7.1.3. Pumping Lemma for CFLs: Intuition¶
Suppose a variable repeats, such as: \(A \stackrel{*}{\Rightarrow} vAy\), with \(A \stackrel{*}{\Rightarrow} x\).
The derived string will then contain the substring \(vxy\). There will also be strings in the language that contain substrings \(x, vvxyy, vvvxyyy...\)
A little more complicated because there can be two “pumped” parts (in equal measure of pumped-ness).
Of course, the production is not required to have both $v$ and $y$.
7.1.4. Pumping Lemma for CFLs¶
Let \(L\) be any infinite CFL.Then there exists a constant \(m\) (depending only on \(L\)), such that for every string \(w \in L\), with \(|w| \ge m\), we may partition \(w = uvxyz\) such that:\(|vxy| \le m\), (limit on size of substring)\(|vy| \ge 1\), (\(v\) and \(y\) not both empty)for all \(i \ge 0, uv^ixy^iz \in L\)
7.1.5. Proof Sketch (1)¶
There is a CFG \(G\) such that \(L = L(G)\).
Consider the parse tree of a long string in \(L\).
For any long string, some nonterminal \(N\) must appear twice in the path.
7.1.6. Proof Sketch (2)¶
\(N \stackrel{*}{\Rightarrow} vNy\) and \(N \stackrel{*}{\Rightarrow} x\).\(S \stackrel{*}{\Rightarrow} uNz \stackrel{*}{\Rightarrow} uvNyz \stackrel{*}{\Rightarrow} uvxyz\)By repeating the \(v\) and \(y\) subtrees, get \(N \stackrel{*}{\Rightarrow} v^iNy^i \stackrel{*}{\Rightarrow} v^ixy^i\).
<< How does this work for grammar \(S \rightarrow aSb | ab\)? >>
7.1.7. Proof Example Problem¶
Consider \(L = \{a^nb^nc^n: n\ge 1\}\).
Why would we want to recognize the language \(\{a^nb^nc^n: n\ge 1\}\)?
Recognize underlined words:
\(\underline{word}\) is stored as \(word\beta\beta\beta\beta\ \_\ \_\ \_\ \_\) where \(\beta\) represents a backspace.
Unfortunately, \(L\) is not a CFL.
7.1.8. Proof (1)¶
Assume \(L\) is a CFL and apply the pumping lemma.Let \(m\) be the constant in the pumping lemma and consider \(w = a^mb^mc^m\).
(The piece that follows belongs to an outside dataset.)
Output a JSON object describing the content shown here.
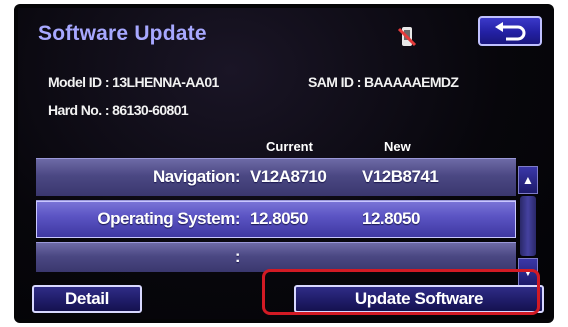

Note \(|w|\ge m\).Show there is no division of \(w\) into \(uvxyz\) such that \(|vy|\ge 1\), \(|vxy|\le m\), and \(uv^ixy^iz \in L\) for \(i = 0, 1, 2, \ldots\).Case 1: Neither \(v\) nor \(y\) may contain 2 or more distinct symbols. If, for example, \(v\) contains a’s and b’s, then \(uv^2xy^2z \notin L\) since there will be b’s before a’s. Likewise for \(y\).Thus, \(v\) and \(y\) each can be only a’s, b’s, or c’s (not mixed).
7.1.9. Proof (2)¶
Case 2: \(v = a^{t_1}\), then \(y = a^{t_2}\) or \(b^{t_3}\) (since \(|vxy| \le m\))If \(y = a^{t_2}\), then \(uv^2xy^2z = a^{m+t_1+t_2}b^mc^m \notin L\) since \(t_1 + t_2 > 0, n(a) > n(b)\) (number of a’s is greater than number of b’s)If \(y = b^{t_3}\), then \(uv^2xy^2z = a^{m+t_1}b^{m+t_3}c^m \notin L\) since \(t_1 + t_3 > 0\), either \(n(a) > n(c)\) or \(n(b) > n(c)\).Case 3: \(v = b^{t_1}\), then \(y = b^{t_2}\) or \(c^{t_3}\).If \(y = b^{t_2}\), then \(uv^2xy^2z = a^mb^{m+t_1+t_2}c^m \notin L\) since \(t_1 + t_2 > 0, n(b) > n(a)\).If \(y = c^{t_3}\), then \(uv^2xy^2z = a^mb^{m+t_1}c^{m+t_3} \notin L\) since \(t_1 + t_3 > 0\), either \(n(b) > n(a)\) or \(n(c) > n(a)\).
7.1.10. Proof (3)¶
Case 4: \(v = c^{t_1}\), then \(y = c^{t_2}\).Then, \(uv^2xy^2z = a^mb^mc^{m+t_1+t_2} \notin L\) since \(t_1 + t_2 > 0, n(c) > n(a)\).Thus, there is no breakdown of \(w\) into \(uvxyz\) such that \(|vy| \ge 1\), \(|vxy| \le m\) and for all \(i\ge 0\), \(uv^ixy^iz\) is in \(L\).This is a contradiction, thus, \(L\) is not a CFL.
7.1.11. Adversary Version (1)¶
Adversary picks some value for \(m\).We pick the string \(w = a^mb^mc^m\).Adversary picks the breakdown for \(w = uvxyz\). Adversary has (bad) choices:\(vxy\) are all a’s, or all b’s, or all c’s.This cannot be pumped.\(vxy\) has either \(v\) or \(y\) a mix of lettersThis cannot be pumped.\(vy\) has between them an equal number of a’s, b’s, and c’s.This is too long.
7.1.12. Adversary Version (2)¶
Note that both \(v\) and \(y\) are pumped the same number of times.If the adversary could pick them with this in mind, then the string might be pumpable.For example, if \(v = a^k\) and \(y = b^kc^k\).But the length restriction kicks in to prevent that(too many b’s between the a’s and c’s in \(w = a^mb^mc^m\)).
7.1.13. (Try to) Prove a CFL not a CFL¶
What if we try to prove that \(L = a^nb^n\) is not context free, by using the pumping lemma?
Pick \(w = a^mb^m\).
Adversary picks \(v = a^k\) and \(y = b^k\). (This is pumpable!)
Of course, this does not prove that \(L\) is context free. Just that we failed to disprove this with the pumping lemma (that is a good thing).
7.1.14. Example¶
Prove that \(L = \left\{ ww \mid w \in \{a, b\}^* \right\}\) is not a CFL.
Consider the string \(w = a^mb^ma^mb^m\).
No matter how the adversary picks \(vxy\), it is not pumpable.
7.1.15. Example¶
Prove that \(L \left\{ a^{n!} \mid n \geq 0 \right\}\) is not a CFL.
We pick \(w = a^{m!}\).Obviously, any decomposition is of the form \(v = a^k\), \(y = a^l\).This is not pumpable.